Select Page

The First Dialogue:

I speak:

The belly swole with hands and clay

with blueprints and paints and daydream

first-books and night-lights

     all this articulation and song

     all formation ex-nihilo

     mounting like clouds

     about to give way their wealth

 

like a gray hand at the tip of a roof

heavy and never

drops down window panes

 

or poised at the mouth of a bony river

but never plump ripples

or broadening shores

 

just hope, about to touch the ground

her tiptoe never quite reaching

 

He speaks:

don’t you think it about time

the earth shook?

That water find its way through the creekbed

That we escape almost, and begin spirit

 

You’ll never be happy

suspended that way over the water

dreaming the taste of salt

pressed against the bars of soon

 

Try

 

Let’s birth a new harvest

a fountain of motion

roll out green at our feet

stilt up trees

uncork our lungs and let the sky in

******

When I was in grad school, poetry was my lifeline, a snorkel that kept me from drowning.

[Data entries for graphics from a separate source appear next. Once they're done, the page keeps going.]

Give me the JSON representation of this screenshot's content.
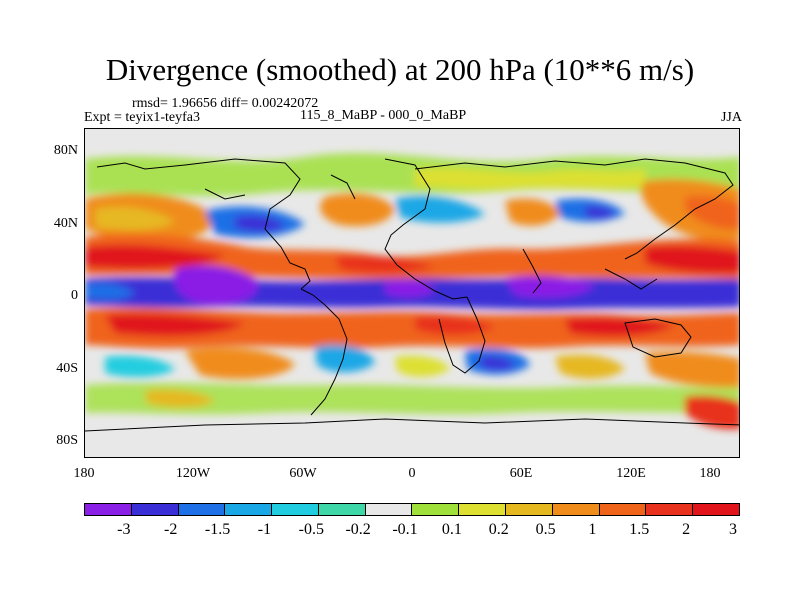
{
  "title": "Divergence (smoothed) at 200 hPa (10**6 m/s)",
  "stats_line": "rmsd= 1.96656 diff= 0.00242072",
  "experiment": "Expt = teyix1-teyfa3",
  "comparison": "115_8_MaBP - 000_0_MaBP",
  "season": "JJA",
  "lat_labels": [
    "80N",
    "40N",
    "0",
    "40S",
    "80S"
  ],
  "lon_labels": [
    "180",
    "120W",
    "60W",
    "0",
    "60E",
    "120E",
    "180"
  ],
  "colorbar": {
    "colors": [
      "#8a1fe6",
      "#3a2fd6",
      "#1f6fe6",
      "#1aa7e6",
      "#20cde0",
      "#3ed8a8",
      "#e8e8e8",
      "#9fe03a",
      "#dde030",
      "#e6b820",
      "#f08c1a",
      "#f0641a",
      "#e8321e",
      "#e0141a"
    ],
    "labels": [
      "-3",
      "-2",
      "-1.5",
      "-1",
      "-0.5",
      "-0.2",
      "-0.1",
      "0.1",
      "0.2",
      "0.5",
      "1",
      "1.5",
      "2",
      "3"
    ]
  }
}
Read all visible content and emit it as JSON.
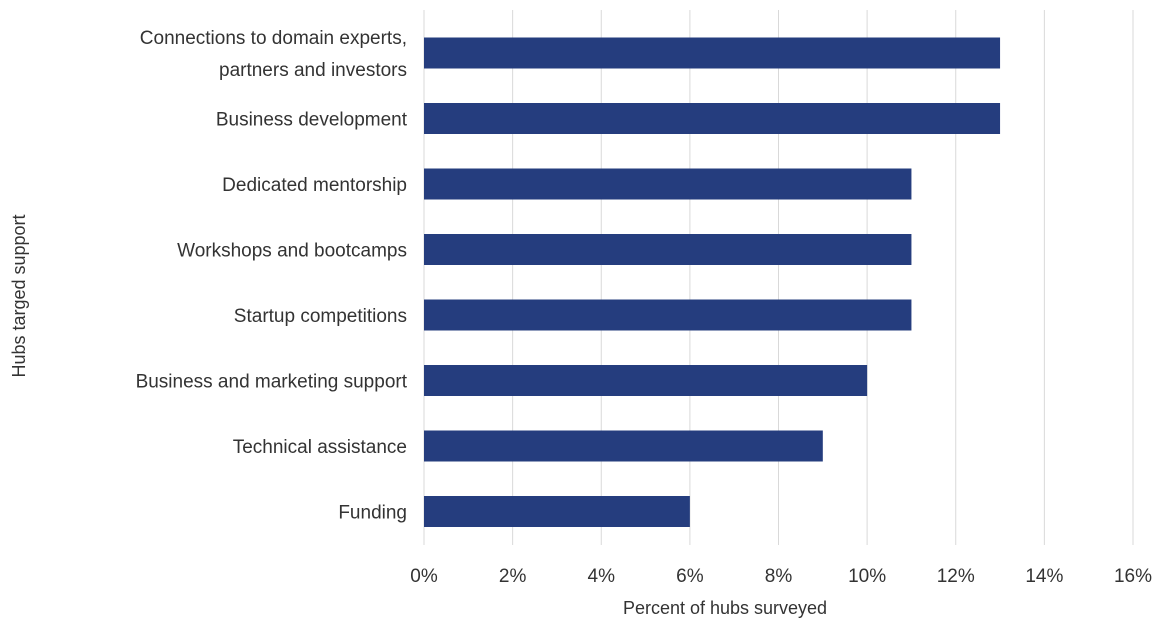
{
  "chart_data": {
    "type": "bar",
    "orientation": "horizontal",
    "title": "",
    "xlabel": "Percent of hubs surveyed",
    "ylabel": "Hubs targed support",
    "categories": [
      [
        "Connections to domain experts,",
        "partners and investors"
      ],
      [
        "Business development"
      ],
      [
        "Dedicated mentorship"
      ],
      [
        "Workshops and bootcamps"
      ],
      [
        "Startup competitions"
      ],
      [
        "Business and marketing support"
      ],
      [
        "Technical assistance"
      ],
      [
        "Funding"
      ]
    ],
    "values": [
      13,
      13,
      11,
      11,
      11,
      10,
      9,
      6
    ],
    "xlim": [
      0,
      16
    ],
    "xticks": [
      0,
      2,
      4,
      6,
      8,
      10,
      12,
      14,
      16
    ],
    "xtick_labels": [
      "0%",
      "2%",
      "4%",
      "6%",
      "8%",
      "10%",
      "12%",
      "14%",
      "16%"
    ],
    "grid": "vertical",
    "legend": "none",
    "bar_color": "#253d7e"
  }
}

It bubbled out of me—all the darkness and trauma and love and fears and longing. I’d say it was the first step in connecting my inner world to the outer.

 

I’ve spent the vast majority of my life cultivating a rich inner life. Daydreaming, reading, processing, praying, thinking, feeling. It’s been my safe space throughout the years.

 

When I got my MFA in Poetry it was like my soul had gotten too full. It was spilling out in words all over the place–involuntary, raw, relieving.

 

There’s a quote I’ve come to deeply identify with in the last couple years by Sandra Cisneros,

 

“My weapon has

always been language,

and I’ve always used

it, but it has changed.

instead of shaping the

words like knives now,

I think they’re flowers,

or bridges.”

 

Those compulsory poems stopped after graduation and I didn’t quite understand my relationship to language, I had only known poetry as a spiling of darkness and not a cultivation of joy. I was still on a journey to connect my inner and outer worlds but used painting, collaging, and eventually created Lavish Community.

 

I’m sharing this poem today because it represents the Lord’s gentle call forward into more.

 

I haven’t told many people this but this last year the Lord called me to be on a sabbatical–no full time work and a focus on rest. 

 

My sabbatical officially ended on the one year anniversary of the Lavish Dinner (this last Saturday, May 11th). Looking back, while the journey was uncomfortable at times, it also feels like THE most lavish gift I’ve ever received. The three years prior to this rest were the hardest of my life–specifically because I was in intensive therapy processing grief and trauma. The Lord invited me to be taken care of by Him for an entire year–to sleep late, cook, take walks, journal, paint, drink tea. He wasn’t concerned with what I was producing, how much spiritual progress I was charting, what I was learning–He was focused on my heart.

 

My husband and I have laughed often because I based Lavish Community on the concept that God’s immense love covers us when we have nothing to offer Him. He used this year to teach me everything I was trying to teach others, but didn’t believe for myself. The grace of this rocks me.

 

Now I stand on the threshold of a new season and mostly what I feel is…gratitude. I believe this rest in his perfect safety and love has finally knit together my inner and outer worlds. I believe this rich inner life he has gifted me with will be a gift to the world. For the first time in my life I feel ready to pour out and know that He’ll fill me as I do. I feel abundance, overflow. I feel seen, loved, ready. The poem in this post is not made of knives but bridges and flowers, the first of many I hope.

Is it the Velveteen Rabbit that says you become real by loving? Let this be a season of becoming real.